8. Recurrent Neural Networks

Learning objectives

Vanilla Neural Networks have fixed-sized vector as input and produce a fixed-sized vector as output. They assume inputs and outputs are independent.

Recurrent neural nets allow us to operate over sequences of vectors: sequences in the input, the output, or both.

Examples:

(1) Vanilla. (2) Image to sentence of words. (3) Sentence to classification. (4) Sentence translation. (5) Video frames to labeled frames.

They are trained on sequential or time series data where prior elements affect the next output.

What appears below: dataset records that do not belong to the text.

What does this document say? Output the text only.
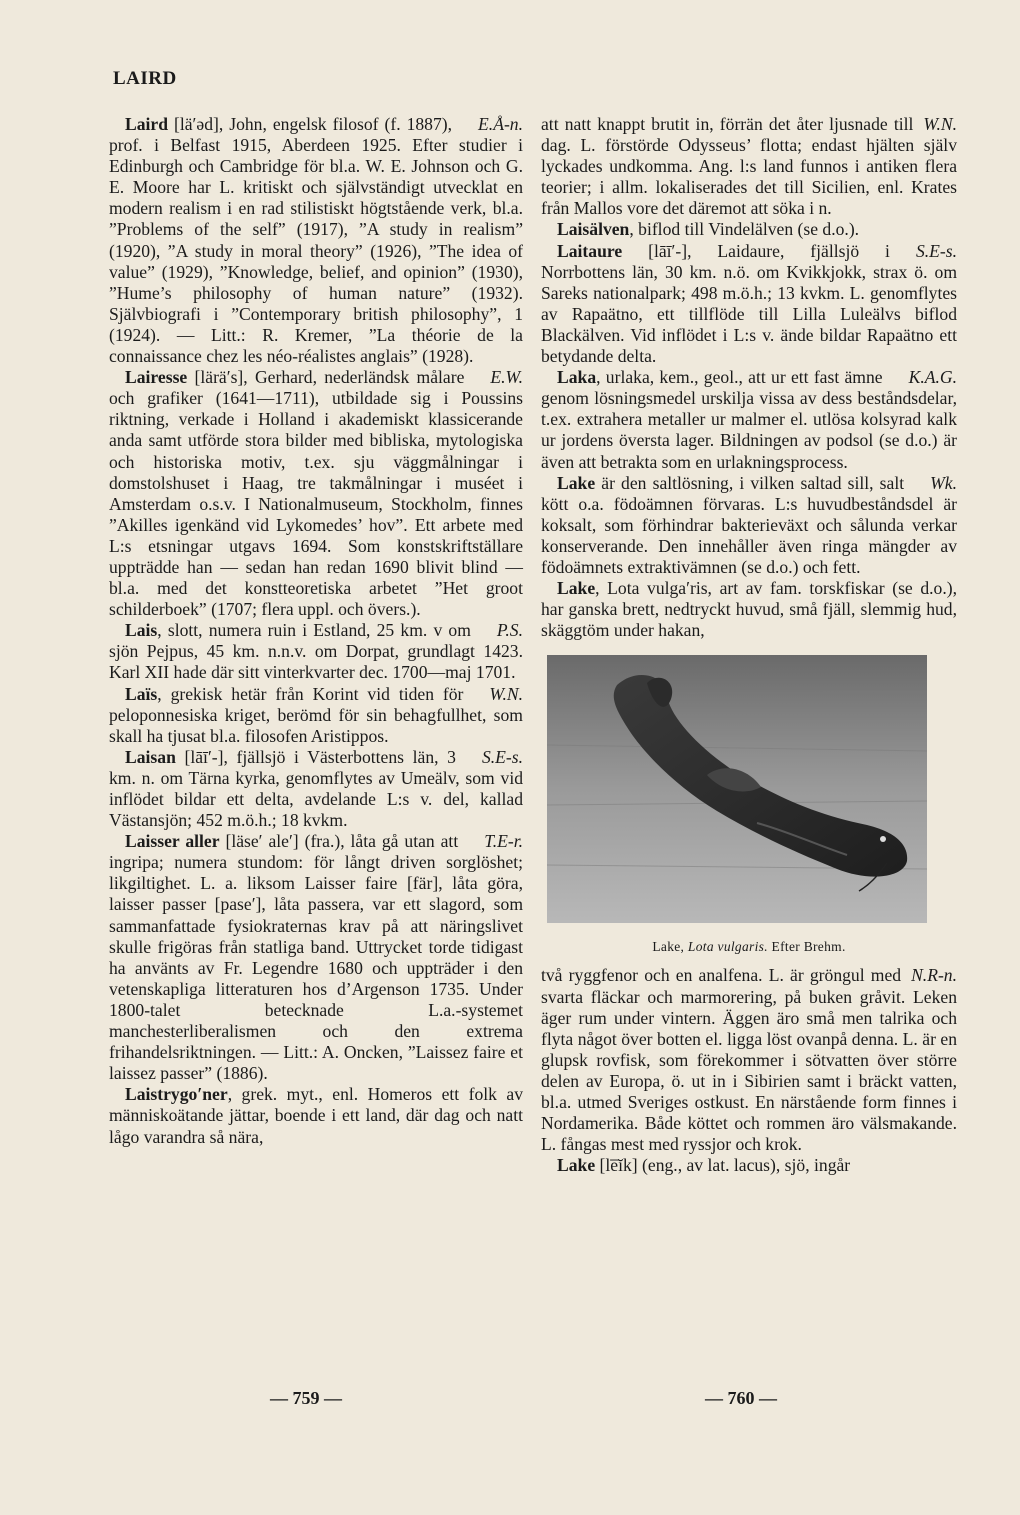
LAIRD

E.Å-n.
Laird [lä′əd], John, engelsk filosof (f. 1887), prof. i Belfast 1915, Aberdeen 1925. Efter studier i Edinburgh och Cambridge för bl.a. W. E. Johnson och G. E. Moore har L. kritiskt och självständigt utvecklat en modern realism i en rad stilistiskt högtstående verk, bl.a. ”Problems of the self” (1917), ”A study in realism” (1920), ”A study in moral theory” (1926), ”The idea of value” (1929), ”Knowledge, belief, and opinion” (1930), ”Hume’s philosophy of human nature” (1932). Självbiografi i ”Contemporary british philosophy”, 1 (1924). — Litt.: R. Kremer, ”La théorie de la connaissance chez les néo-réalistes anglais” (1928).

E.W.
Lairesse [lärä′s], Gerhard, nederländsk målare och grafiker (1641—1711), utbildade sig i Poussins riktning, verkade i Holland i akademiskt klassicerande anda samt utförde stora bilder med bibliska, mytologiska och historiska motiv, t.ex. sju väggmålningar i domstolshuset i Haag, tre takmålningar i muséet i Amsterdam o.s.v. I Nationalmuseum, Stockholm, finnes ”Akilles igenkänd vid Lykomedes’ hov”. Ett arbete med L:s etsningar utgavs 1694. Som konstskriftställare uppträdde han — sedan han redan 1690 blivit blind — bl.a. med det konstteoretiska arbetet ”Het groot schilderboek” (1707; flera uppl. och övers.).

P.S.
Lais, slott, numera ruin i Estland, 25 km. v om sjön Pejpus, 45 km. n.n.v. om Dorpat, grundlagt 1423. Karl XII hade där sitt vinterkvarter dec. 1700—maj 1701.

W.N.
Laïs, grekisk hetär från Korint vid tiden för peloponnesiska kriget, berömd för sin behagfullhet, som skall ha tjusat bl.a. filosofen Aristippos.

S.E-s.
Laisan [lāī′-], fjällsjö i Västerbottens län, 3 km. n. om Tärna kyrka, genomflytes av Umeälv, som vid inflödet bildar ett delta, avdelande L:s v. del, kallad Västansjön; 452 m.ö.h.; 18 kvkm.

T.E-r.
Laisser aller [läse′ ale′] (fra.), låta gå utan att ingripa; numera stundom: för långt driven sorglöshet; likgiltighet. L. a. liksom Laisser faire [fär], låta göra, laisser passer [pase′], låta passera, var ett slagord, som sammanfattade fysiokraternas krav på att näringslivet skulle frigöras från statliga band. Uttrycket torde tidigast ha använts av Fr. Legendre 1680 och uppträder i den vetenskapliga litteraturen hos d’Argenson 1735. Under 1800-talet betecknade L.a.-systemet manchesterliberalismen och den extrema frihandelsriktningen. — Litt.: A. Oncken, ”Laissez faire et laissez passer” (1886).

Laistrygo′ner, grek. myt., enl. Homeros ett folk av människoätande jättar, boende i ett land, där dag och natt lågo varandra så nära,

W.N.
att natt knappt brutit in, förrän det åter ljusnade till dag. L. förstörde Odysseus’ flotta; endast hjälten själv lyckades undkomma. Ang. l:s land funnos i antiken flera teorier; i allm. lokaliserades det till Sicilien, enl. Krates från Mallos vore det däremot att söka i n.

Laisälven, biflod till Vindelälven (se d.o.).

S.E-s.
Laitaure [lāī′-], Laidaure, fjällsjö i Norrbottens län, 30 km. n.ö. om Kvikkjokk, strax ö. om Sareks nationalpark; 498 m.ö.h.; 13 kvkm. L. genomflytes av Rapaätno, ett tillflöde till Lilla Luleälvs biflod Blackälven. Vid inflödet i L:s v. ände bildar Rapaätno ett betydande delta.

K.A.G.
Laka, urlaka, kem., geol., att ur ett fast ämne genom lösningsmedel urskilja vissa av dess beståndsdelar, t.ex. extrahera metaller ur malmer el. utlösa kolsyrad kalk ur jordens översta lager. Bildningen av podsol (se d.o.) är även att betrakta som en urlakningsprocess.

Wk.
Lake är den saltlösning, i vilken saltad sill, salt kött o.a. födoämnen förvaras. L:s huvudbeståndsdel är koksalt, som förhindrar bakterieväxt och sålunda verkar konserverande. Den innehåller även ringa mängder av födoämnets extraktivämnen (se d.o.) och fett.

Lake, Lota vulga′ris, art av fam. torskfiskar (se d.o.), har ganska brett, nedtryckt huvud, små fjäll, slemmig hud, skäggtöm under hakan,

Lake, Lota vulgaris. Efter Brehm.

N.R-n.
två ryggfenor och en analfena. L. är gröngul med svarta fläckar och marmorering, på buken gråvit. Leken äger rum under vintern. Äggen äro små men talrika och flyta något över botten el. ligga löst ovanpå denna. L. är en glupsk rovfisk, som förekommer i sötvatten över större delen av Europa, ö. ut in i Sibirien samt i bräckt vatten, bl.a. utmed Sveriges ostkust. En närstående form finnes i Nordamerika. Både köttet och rommen äro välsmakande. L. fångas mest med ryssjor och krok.

Lake [le̅ĭk] (eng., av lat. lacus), sjö, ingår

— 759 —	— 760 —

Recurrent connections: the output of a neuron at one time step is fed back as input to the network at the next time step.

Recurrent unit (v): a single hidden vector updated at each time step.

The recurrent unit serves as a form of memory that is based on the current input and the previous hidden state.

RNN Example from StatQuest

Weights in the recurrent vector are uptated with backpropagation.

Partial derivatives cause gradients of earlier weights to be calculated with increasingly many multiplications.

Vanishing Gradient: If \(w_r < 1\) gradients shrinks over time steps, limiting the ability to learn long-term dependencies.
Exploding Gradient: If \(w_r > 1\) gradients grow uncontrollably, causing large weight updates that destabilize training.